In introducing The Scarlet Letter, Moultrie speaks about Columbus and how he stole everything from Native Americans, and she moves on to talk about a student she taught named James Avery who was friends with people in a gang and got shot. She tells the students to be careful about choosing their friends and asks the students for an “Amen” in response: “‘[T]his is Mama Moultrie talkin’” (90). She reads out loud from The Scarlet Letter, punctuating her lesson with asides and reminders to pay attention to Hawthorne’s language and imagery.

In addition to teaching and running the English department, Moultrie runs a business with her husband. She and her husband have five children and many pets, and they live with her mother-in-law. Moultrie also runs a Bible study group. She is very organized and expects the same of her students=. She begins most classes with a writing assignment, often on a topic related to the community. Moultrie has many assignments and calls parents if students don’t hand them in, while Little’s class has only a few essays and exams. Little dislikes Moultrie’s assignments, as she feels Moultrie has not given the students training in the structure of writing an essay.

Braxton fears that he will have to get involved in the battle between Little and Moultrie. Little used to teach three years of classes. When Moultrie took over the 11th grade, Little regarded her as an interloper. No students at Crenshaw had passed the AP English exam before Little arrived, but though she had been successful at getting students to pass, the pass rate had started to slip. Little blamed Moultrie for this result, and Moultrie was resistant to Little’s help with her teaching. This is another source of tension for Braxton, who has an infant, small child, and 90-minute commute to and from work each day.

Part 1, Chapters 3-6 Analysis

In these chapters, Corwin explains the tension and drama that accompany this group of gifted children as they try to graduate and leave South-Central LA for college. Olivia tries to live on her own and then must return to a foster home with constant fighting. She has become accustomed to life without her mother, or another authority figure, and appears to yearn for independence. Therefore, the structure of the group home is detrimental to her well-being and to her studies, as she is unable to concentrate amid the chaos. The fact that she sleeps with her purse in the group home emphasizes the degree to which she clings to her independence; she does not want anyone to take her independence away from her. Toya searches for childcare and considers whether she can return to school, and the school is plagued by gang violence. Even the administrators have their problems, as Little and Moultrie spar over their different teaching methods.

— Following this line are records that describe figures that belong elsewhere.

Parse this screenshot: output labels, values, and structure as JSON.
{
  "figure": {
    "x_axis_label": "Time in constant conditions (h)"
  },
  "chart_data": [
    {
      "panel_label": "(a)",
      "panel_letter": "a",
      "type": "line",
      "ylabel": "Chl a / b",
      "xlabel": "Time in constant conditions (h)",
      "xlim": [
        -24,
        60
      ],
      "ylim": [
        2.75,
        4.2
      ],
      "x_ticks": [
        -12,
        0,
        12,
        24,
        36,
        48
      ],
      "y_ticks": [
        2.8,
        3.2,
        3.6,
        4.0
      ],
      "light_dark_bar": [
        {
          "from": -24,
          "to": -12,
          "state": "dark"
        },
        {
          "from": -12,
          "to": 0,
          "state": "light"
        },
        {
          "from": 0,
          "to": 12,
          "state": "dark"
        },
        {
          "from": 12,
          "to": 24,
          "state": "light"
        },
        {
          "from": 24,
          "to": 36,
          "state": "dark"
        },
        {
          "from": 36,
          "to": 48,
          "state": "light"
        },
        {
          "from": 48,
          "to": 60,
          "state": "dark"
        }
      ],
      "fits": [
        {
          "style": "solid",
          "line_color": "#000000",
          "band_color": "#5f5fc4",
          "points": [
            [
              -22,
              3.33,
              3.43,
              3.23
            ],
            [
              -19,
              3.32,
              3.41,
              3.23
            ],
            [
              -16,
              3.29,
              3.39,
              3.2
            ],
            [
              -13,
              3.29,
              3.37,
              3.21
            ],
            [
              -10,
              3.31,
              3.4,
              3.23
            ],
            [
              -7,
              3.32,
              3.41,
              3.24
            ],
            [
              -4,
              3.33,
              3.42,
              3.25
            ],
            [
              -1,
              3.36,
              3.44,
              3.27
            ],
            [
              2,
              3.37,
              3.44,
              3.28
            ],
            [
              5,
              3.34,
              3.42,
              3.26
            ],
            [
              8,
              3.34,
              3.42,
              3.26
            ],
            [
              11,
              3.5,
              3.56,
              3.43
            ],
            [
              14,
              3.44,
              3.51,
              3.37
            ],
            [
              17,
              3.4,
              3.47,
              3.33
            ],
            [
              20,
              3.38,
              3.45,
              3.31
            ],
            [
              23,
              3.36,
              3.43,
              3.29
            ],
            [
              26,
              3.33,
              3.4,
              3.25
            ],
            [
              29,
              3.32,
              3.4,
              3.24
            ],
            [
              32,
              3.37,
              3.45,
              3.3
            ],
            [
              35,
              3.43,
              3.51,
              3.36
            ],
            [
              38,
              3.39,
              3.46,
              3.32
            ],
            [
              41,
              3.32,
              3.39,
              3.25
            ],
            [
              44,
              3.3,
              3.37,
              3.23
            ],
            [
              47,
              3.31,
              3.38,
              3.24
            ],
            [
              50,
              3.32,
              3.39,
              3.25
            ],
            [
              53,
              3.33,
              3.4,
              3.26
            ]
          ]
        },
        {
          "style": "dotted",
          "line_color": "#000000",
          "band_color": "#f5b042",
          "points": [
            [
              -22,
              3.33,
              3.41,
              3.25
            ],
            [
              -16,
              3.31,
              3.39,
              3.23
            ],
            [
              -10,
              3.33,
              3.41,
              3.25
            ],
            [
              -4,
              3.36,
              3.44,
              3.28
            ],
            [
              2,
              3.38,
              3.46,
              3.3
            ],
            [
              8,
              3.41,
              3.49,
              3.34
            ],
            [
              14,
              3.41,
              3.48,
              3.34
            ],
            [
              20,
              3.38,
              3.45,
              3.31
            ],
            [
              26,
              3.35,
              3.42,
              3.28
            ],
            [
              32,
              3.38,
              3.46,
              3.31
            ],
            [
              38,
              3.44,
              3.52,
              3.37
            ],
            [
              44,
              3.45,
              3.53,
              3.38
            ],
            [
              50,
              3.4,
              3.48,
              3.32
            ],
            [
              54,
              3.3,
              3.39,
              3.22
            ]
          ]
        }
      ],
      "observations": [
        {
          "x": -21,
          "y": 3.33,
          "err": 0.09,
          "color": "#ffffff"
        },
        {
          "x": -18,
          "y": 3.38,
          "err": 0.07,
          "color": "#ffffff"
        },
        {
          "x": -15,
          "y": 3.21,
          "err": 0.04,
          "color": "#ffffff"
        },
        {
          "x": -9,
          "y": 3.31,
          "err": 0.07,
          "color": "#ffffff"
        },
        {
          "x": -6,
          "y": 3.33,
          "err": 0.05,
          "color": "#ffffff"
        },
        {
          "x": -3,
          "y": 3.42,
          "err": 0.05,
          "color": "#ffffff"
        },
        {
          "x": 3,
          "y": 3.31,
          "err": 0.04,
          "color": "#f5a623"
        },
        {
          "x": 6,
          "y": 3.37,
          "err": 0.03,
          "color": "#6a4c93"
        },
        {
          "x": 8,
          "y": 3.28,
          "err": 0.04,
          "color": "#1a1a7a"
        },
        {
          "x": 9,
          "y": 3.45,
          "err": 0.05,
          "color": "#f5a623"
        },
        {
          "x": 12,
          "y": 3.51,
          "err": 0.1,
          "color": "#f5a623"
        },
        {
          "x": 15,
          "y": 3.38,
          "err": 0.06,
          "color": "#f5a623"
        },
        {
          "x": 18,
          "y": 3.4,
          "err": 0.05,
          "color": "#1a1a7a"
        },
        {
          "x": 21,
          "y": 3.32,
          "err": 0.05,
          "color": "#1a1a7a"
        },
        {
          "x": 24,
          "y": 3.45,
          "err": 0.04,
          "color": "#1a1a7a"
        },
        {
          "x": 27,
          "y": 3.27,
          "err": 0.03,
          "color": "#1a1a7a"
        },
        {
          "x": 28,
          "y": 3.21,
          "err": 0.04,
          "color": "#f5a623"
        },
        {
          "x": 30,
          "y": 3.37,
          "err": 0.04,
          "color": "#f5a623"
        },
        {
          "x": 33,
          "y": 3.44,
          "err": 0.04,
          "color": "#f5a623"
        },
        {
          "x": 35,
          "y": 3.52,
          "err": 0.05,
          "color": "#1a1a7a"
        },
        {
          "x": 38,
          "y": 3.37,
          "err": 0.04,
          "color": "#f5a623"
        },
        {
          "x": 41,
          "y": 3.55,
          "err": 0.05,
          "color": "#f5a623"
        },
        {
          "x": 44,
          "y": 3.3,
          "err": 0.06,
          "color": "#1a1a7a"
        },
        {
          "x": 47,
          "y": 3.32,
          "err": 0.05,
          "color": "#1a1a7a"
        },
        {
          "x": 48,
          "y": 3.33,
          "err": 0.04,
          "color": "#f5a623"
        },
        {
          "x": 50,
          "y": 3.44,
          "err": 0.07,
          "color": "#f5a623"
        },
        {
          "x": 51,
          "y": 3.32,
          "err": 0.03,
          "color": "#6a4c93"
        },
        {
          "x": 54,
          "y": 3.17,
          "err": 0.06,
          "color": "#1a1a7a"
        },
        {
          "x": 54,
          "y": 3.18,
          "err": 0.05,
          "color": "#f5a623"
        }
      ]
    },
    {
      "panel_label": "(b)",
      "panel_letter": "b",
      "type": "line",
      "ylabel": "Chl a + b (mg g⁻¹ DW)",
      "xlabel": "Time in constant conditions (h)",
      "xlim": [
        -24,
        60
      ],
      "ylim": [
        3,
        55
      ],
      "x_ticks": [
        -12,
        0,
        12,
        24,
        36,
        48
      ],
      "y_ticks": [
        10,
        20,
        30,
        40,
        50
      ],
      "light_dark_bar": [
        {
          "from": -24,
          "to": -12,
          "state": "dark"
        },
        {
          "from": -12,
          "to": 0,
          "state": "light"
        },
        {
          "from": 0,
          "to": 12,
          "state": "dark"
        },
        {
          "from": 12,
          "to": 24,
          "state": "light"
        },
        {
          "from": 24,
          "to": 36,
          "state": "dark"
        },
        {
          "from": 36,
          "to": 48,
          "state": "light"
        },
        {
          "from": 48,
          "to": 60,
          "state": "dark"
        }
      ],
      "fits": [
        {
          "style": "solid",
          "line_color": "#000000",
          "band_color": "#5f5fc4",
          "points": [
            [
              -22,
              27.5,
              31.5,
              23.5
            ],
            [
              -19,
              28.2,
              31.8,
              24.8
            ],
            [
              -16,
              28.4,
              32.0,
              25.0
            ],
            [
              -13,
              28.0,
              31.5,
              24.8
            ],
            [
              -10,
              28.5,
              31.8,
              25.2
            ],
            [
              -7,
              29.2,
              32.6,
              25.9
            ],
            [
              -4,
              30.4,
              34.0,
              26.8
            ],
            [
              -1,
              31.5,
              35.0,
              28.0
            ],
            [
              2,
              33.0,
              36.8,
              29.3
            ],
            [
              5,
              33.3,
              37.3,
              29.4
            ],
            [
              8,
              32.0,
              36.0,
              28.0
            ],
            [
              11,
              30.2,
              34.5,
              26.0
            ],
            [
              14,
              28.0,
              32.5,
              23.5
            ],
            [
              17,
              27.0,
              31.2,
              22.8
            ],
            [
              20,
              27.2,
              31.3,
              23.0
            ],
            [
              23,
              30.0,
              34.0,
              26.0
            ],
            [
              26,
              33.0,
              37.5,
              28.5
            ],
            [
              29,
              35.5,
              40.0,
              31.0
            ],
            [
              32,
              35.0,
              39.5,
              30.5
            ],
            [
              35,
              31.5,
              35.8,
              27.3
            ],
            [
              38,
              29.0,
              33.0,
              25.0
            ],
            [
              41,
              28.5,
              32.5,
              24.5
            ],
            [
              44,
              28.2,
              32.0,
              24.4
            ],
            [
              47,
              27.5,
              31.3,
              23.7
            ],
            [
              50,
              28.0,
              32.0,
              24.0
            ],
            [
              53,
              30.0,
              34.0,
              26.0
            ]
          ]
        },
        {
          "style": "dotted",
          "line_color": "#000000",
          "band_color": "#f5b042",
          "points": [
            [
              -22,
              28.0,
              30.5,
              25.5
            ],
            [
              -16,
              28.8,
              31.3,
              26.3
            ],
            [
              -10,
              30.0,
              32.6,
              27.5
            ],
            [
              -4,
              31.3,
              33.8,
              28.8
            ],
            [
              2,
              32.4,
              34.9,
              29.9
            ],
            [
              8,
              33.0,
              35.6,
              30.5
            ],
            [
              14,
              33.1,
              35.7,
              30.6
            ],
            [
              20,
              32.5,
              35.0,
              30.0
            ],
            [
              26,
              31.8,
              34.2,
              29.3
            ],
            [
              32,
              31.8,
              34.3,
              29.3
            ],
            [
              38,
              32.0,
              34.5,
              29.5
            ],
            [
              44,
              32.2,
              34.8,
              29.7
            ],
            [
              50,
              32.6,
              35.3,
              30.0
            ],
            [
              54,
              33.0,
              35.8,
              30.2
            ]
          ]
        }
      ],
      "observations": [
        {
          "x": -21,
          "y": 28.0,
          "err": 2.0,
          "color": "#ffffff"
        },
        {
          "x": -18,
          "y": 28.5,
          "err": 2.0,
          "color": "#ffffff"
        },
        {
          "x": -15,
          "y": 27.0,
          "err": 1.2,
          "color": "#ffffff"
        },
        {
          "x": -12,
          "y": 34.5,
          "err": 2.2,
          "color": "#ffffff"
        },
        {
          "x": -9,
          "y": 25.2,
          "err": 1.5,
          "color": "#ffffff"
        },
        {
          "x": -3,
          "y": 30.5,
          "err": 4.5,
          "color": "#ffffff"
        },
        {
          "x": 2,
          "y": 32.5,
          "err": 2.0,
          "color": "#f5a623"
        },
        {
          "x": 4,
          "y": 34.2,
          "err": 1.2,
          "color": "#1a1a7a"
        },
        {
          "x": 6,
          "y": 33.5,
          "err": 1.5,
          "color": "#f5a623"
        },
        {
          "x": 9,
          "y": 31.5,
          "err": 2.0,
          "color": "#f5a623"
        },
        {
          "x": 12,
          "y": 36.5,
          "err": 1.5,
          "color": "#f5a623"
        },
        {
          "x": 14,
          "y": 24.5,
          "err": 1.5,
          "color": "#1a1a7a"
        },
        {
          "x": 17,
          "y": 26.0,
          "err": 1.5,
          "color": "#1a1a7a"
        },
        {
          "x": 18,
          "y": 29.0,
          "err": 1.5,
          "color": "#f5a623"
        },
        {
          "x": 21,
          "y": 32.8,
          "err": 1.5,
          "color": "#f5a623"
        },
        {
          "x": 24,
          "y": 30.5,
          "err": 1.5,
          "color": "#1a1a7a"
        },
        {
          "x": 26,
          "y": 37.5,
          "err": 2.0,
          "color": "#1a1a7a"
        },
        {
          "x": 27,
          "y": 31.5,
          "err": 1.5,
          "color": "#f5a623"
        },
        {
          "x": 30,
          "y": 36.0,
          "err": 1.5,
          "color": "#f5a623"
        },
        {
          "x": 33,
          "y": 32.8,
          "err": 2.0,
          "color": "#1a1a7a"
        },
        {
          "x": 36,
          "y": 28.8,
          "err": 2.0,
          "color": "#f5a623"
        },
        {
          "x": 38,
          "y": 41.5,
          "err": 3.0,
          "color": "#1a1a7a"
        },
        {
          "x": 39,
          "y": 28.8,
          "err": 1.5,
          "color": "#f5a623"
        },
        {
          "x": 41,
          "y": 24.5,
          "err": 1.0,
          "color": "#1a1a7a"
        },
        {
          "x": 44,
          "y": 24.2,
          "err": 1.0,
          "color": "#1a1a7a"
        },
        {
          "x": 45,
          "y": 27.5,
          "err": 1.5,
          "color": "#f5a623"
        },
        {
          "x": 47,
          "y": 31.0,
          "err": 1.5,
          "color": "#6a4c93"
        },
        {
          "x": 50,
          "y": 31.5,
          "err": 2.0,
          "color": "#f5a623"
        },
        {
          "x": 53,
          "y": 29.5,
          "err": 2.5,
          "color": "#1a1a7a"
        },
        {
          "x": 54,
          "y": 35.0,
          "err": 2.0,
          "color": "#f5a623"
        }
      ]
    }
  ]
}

The conflict between Little and Moultrie is symbolic of a wider argument about how to teach students English in high school, as well as the underlying racial tensions between the two. Little is demanding and belittling, while Moultrie is affirming and personal. Little believes in teaching the canon of largely dead white people—the classics—while Moultrie believes in teaching students works by African American authors who are more relevant to them. Moultrie also believes that writing can at times be political rather than specifically about literature. Neither teacher recognizes the value of the other.

Another important symbol in these chapters is Olivia’s Volkswagen. Though the car is old and in bad shape, Olivia remains committed to it and sees its inherent value. In a way, this parallels the way in which the teachers and faculty of Crenshaw’s gifted program are committed to the students and truly see the students’ inherent talent and promise, whereas others may judge these students at face value, undermining their importance and abilities. The students themselves also realize their own intelligence and aptitude, and they refuse to give up on their own dreams of success. Olivia also refuses to give up her car. She has long lived in foster homes or group homes, and her car is her only true possession. The car is also another symbol of independence as it can provide a way out, freedom, and the ability for Olivia to be “in the driver’s seat,” or in control of her own life.